Britain followed the example of the United States, Australia and Canada by suspending extradition agreements with Hong Kong, which became a special administrative region of China after the UK returned control of the territory to Beijing in 1997.
Events in Hong Kong are particularly sensitive for the British Government because China agreed to a ``one country, two systems" policy that was supposed to protect the economic and social traditions of the territory for 50 years after the handover.
Britain and other Western nations believe the new security law threatens that agreement because it restricts free speech and erodes the judicial independence of Hong Kong.
The law makes crimes such as promoting secession punishable by life in prison and allows some cases to be tried on the mainland.
This means people extradited to Hong Kong could end up being tried in mainland courts, Raab said.
The UK previously accused the Beijing Government of a serious breach of the Sino-British Joint Declaration under which Hong Kong was returned to China and announced it would open a special route to citizenship for up to three million eligible residents of the territory.

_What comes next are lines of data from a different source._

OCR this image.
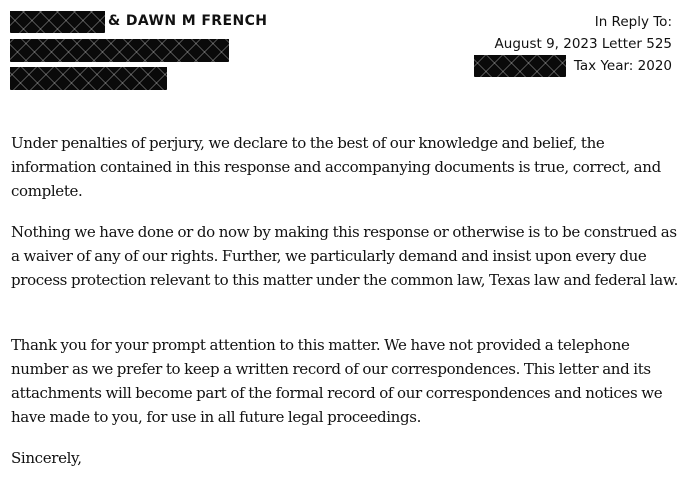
& DAWN M FRENCH	In Reply To:
August 9, 2023 Letter 525
Tax Year: 2020

Under penalties of perjury, we declare to the best of our knowledge and belief, the information contained in this response and accompanying documents is true, correct, and complete.

Nothing we have done or do now by making this response or otherwise is to be construed as a waiver of any of our rights. Further, we particularly demand and insist upon every due process protection relevant to this matter under the common law, Texas law and federal law.

Thank you for your prompt attention to this matter. We have not provided a telephone number as we prefer to keep a written record of our correspondences. This letter and its attachments will become part of the formal record of our correspondences and notices we have made to you, for use in all future legal proceedings.

Sincerely,
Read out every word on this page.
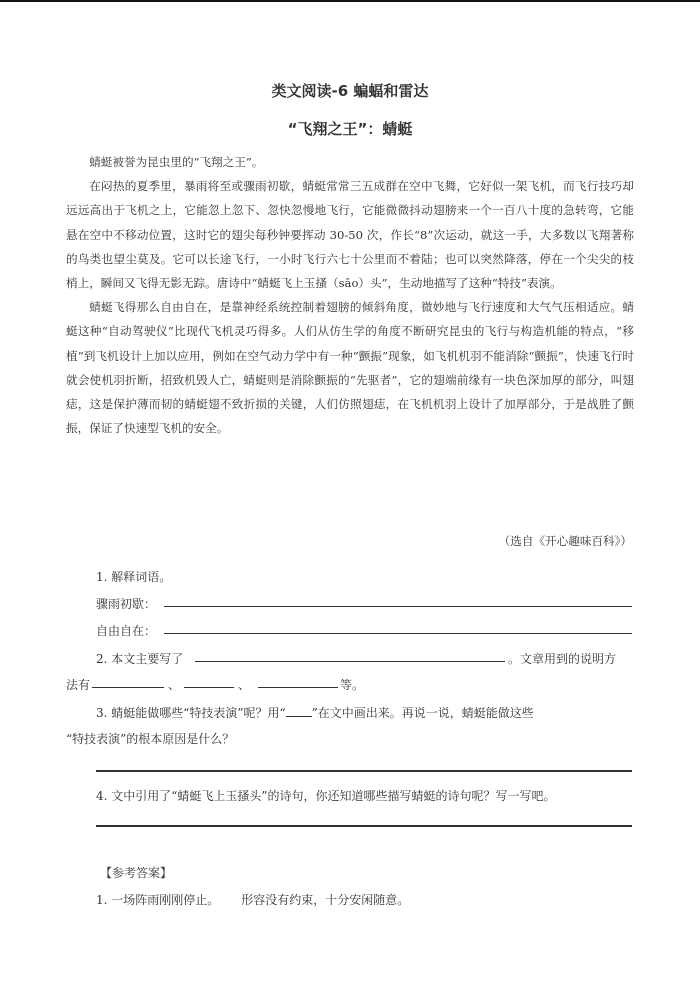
类文阅读-6 蝙蝠和雷达
“飞翔之王”：蜻蜓

蜻蜓被誉为昆虫里的“飞翔之王”。

在闷热的夏季里，暴雨将至或骤雨初歇，蜻蜓常常三五成群在空中飞舞，它好似一架飞机，而飞行技巧却远远高出于飞机之上，它能忽上忽下、忽快忽慢地飞行，它能微微抖动翅膀来一个一百八十度的急转弯，它能悬在空中不移动位置，这时它的翅尖每秒钟要挥动 30-50 次，作长“8”次运动，就这一手，大多数以飞翔著称的鸟类也望尘莫及。它可以长途飞行，一小时飞行六七十公里而不着陆；也可以突然降落，停在一个尖尖的枝梢上，瞬间又飞得无影无踪。唐诗中“蜻蜓飞上玉搔（sāo）头”，生动地描写了这种“特技”表演。

蜻蜓飞得那么自由自在，是靠神经系统控制着翅膀的倾斜角度，微妙地与飞行速度和大气气压相适应。蜻蜓这种“自动驾驶仪”比现代飞机灵巧得多。人们从仿生学的角度不断研究昆虫的飞行与构造机能的特点，“移植”到飞机设计上加以应用，例如在空气动力学中有一种“颤振”现象，如飞机机羽不能消除“颤振”，快速飞行时就会使机羽折断，招致机毁人亡，蜻蜓则是消除颤振的“先驱者”，它的翅端前缘有一块色深加厚的部分，叫翅痣，这是保护薄而韧的蜻蜓翅不致折损的关键，人们仿照翅痣，在飞机机羽上设计了加厚部分，于是战胜了颤振，保证了快速型飞机的安全。

（选自《开心趣味百科》）
1. 解释词语。
骤雨初歇：
自由自在：
2. 本文主要写了	。文章用到的说明方
法有	、	、	等。
3. 蜻蜓能做哪些“特技表演”呢？用“ ”在文中画出来。再说一说，蜻蜓能做这些
“特技表演”的根本原因是什么？
4. 文中引用了“蜻蜓飞上玉搔头”的诗句，你还知道哪些描写蜻蜓的诗句呢？写一写吧。
【参考答案】
1. 一场阵雨刚刚停止。 形容没有约束，十分安闲随意。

China's decision to implement the security law on June 30 triggered widespread protests in Hong Kong. Police responded with water cannon, tear gas and hundreds of arrests.

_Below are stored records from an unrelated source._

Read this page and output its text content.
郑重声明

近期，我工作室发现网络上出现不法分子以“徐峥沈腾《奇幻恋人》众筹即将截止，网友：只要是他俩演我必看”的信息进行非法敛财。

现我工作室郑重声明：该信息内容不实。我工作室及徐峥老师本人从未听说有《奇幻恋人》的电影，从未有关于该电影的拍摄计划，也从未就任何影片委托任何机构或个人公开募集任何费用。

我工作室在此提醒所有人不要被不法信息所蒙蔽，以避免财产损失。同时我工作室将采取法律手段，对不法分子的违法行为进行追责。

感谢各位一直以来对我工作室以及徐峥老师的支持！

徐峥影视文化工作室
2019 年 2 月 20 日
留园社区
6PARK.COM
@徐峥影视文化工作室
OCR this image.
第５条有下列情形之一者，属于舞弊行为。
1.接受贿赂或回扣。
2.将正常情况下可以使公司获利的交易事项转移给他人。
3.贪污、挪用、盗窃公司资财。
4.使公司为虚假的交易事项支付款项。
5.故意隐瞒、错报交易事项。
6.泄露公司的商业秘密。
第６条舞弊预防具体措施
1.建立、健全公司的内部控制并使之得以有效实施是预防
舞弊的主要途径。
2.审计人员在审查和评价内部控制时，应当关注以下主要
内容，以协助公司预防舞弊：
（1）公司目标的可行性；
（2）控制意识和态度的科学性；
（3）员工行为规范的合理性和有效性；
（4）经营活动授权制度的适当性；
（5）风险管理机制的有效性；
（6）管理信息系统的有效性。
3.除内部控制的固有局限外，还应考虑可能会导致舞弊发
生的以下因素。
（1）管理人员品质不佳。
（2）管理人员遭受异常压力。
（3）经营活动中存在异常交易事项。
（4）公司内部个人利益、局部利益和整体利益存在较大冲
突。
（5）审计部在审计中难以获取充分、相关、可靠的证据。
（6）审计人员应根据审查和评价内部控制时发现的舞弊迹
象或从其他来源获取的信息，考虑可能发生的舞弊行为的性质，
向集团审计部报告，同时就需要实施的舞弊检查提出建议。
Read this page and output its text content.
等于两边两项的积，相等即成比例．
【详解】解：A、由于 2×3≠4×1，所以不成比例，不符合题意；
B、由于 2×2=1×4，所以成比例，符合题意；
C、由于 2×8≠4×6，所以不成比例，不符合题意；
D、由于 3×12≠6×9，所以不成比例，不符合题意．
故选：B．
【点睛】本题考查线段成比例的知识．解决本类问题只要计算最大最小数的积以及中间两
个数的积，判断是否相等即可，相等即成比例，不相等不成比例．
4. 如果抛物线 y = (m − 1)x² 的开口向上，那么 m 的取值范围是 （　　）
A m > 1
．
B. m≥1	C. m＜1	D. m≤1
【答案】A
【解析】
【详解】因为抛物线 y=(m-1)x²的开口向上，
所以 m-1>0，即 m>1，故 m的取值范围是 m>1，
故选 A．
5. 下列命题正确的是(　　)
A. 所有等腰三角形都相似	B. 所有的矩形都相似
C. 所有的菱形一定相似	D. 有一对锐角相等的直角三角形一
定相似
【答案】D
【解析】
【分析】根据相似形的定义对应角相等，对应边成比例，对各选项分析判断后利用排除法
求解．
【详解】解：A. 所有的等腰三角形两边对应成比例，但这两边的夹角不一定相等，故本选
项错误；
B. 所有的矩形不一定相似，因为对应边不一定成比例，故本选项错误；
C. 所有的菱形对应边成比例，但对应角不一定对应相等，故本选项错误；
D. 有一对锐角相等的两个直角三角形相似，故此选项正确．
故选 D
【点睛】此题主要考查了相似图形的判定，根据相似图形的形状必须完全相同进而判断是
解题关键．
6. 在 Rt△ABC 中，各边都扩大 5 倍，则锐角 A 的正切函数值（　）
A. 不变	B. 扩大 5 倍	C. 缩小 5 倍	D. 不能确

The ban on arms sales extends an embargo that has been in place for mainland China since 1989. It means the government will not allow British companies to export potentially lethal weapons, their components or ammunition, as well as equipment that might be used for internal repression such as shackles, firearms and smoke grenades.

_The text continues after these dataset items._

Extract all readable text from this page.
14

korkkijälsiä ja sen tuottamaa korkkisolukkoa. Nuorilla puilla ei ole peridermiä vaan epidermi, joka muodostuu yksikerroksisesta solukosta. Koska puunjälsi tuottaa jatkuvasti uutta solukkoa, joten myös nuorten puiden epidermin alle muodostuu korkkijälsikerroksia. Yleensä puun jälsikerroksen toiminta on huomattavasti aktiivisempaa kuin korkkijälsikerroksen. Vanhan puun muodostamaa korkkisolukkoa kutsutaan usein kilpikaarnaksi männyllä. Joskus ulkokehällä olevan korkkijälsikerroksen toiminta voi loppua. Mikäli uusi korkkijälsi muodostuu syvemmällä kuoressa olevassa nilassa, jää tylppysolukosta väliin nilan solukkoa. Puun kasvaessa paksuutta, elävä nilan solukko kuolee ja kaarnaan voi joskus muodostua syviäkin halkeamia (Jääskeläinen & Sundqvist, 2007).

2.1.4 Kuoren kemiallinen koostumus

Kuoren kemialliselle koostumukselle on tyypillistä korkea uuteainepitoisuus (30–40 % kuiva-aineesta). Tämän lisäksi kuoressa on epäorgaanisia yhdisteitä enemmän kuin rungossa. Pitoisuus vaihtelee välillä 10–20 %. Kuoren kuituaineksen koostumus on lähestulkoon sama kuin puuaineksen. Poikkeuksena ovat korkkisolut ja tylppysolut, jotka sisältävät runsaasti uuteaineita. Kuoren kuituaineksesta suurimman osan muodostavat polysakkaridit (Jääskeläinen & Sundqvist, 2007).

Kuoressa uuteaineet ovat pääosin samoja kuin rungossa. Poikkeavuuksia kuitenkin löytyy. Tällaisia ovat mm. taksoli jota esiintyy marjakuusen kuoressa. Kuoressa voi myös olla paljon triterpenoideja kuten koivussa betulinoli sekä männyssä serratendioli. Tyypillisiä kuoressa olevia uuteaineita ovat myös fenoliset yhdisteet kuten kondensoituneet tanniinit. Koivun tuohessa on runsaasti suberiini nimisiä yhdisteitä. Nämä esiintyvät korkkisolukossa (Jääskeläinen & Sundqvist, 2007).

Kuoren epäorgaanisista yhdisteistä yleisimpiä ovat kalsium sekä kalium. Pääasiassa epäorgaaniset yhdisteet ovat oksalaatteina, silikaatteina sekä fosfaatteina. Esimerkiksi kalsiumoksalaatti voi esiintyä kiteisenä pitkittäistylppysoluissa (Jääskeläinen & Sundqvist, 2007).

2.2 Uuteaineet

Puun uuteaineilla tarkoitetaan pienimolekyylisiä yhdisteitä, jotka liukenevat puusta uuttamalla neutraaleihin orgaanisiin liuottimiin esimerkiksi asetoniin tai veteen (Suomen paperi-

The measures announced today come less than a week after Britain backtracked on plans to give Chinese telecommunications company Huawei a role in the UK's new high-speed mobile phone network.
Beijing objected to the new measures even before they were formally announced by Raab.
China's Ambassador to Britain, Liu Xiaoming, yesterday told the BBC that Britain was "dancing to the tune" of the US and rejected the allegations of human rights abuses against the mainly-Muslim Uighur people.
He accused Western countries of trying to foment trouble with China.
"People say China (is) becoming very aggressive. That's totally wrong," he said. "China has not changed. It's Western countries, headed by US — they started this so-called new Cold War on China."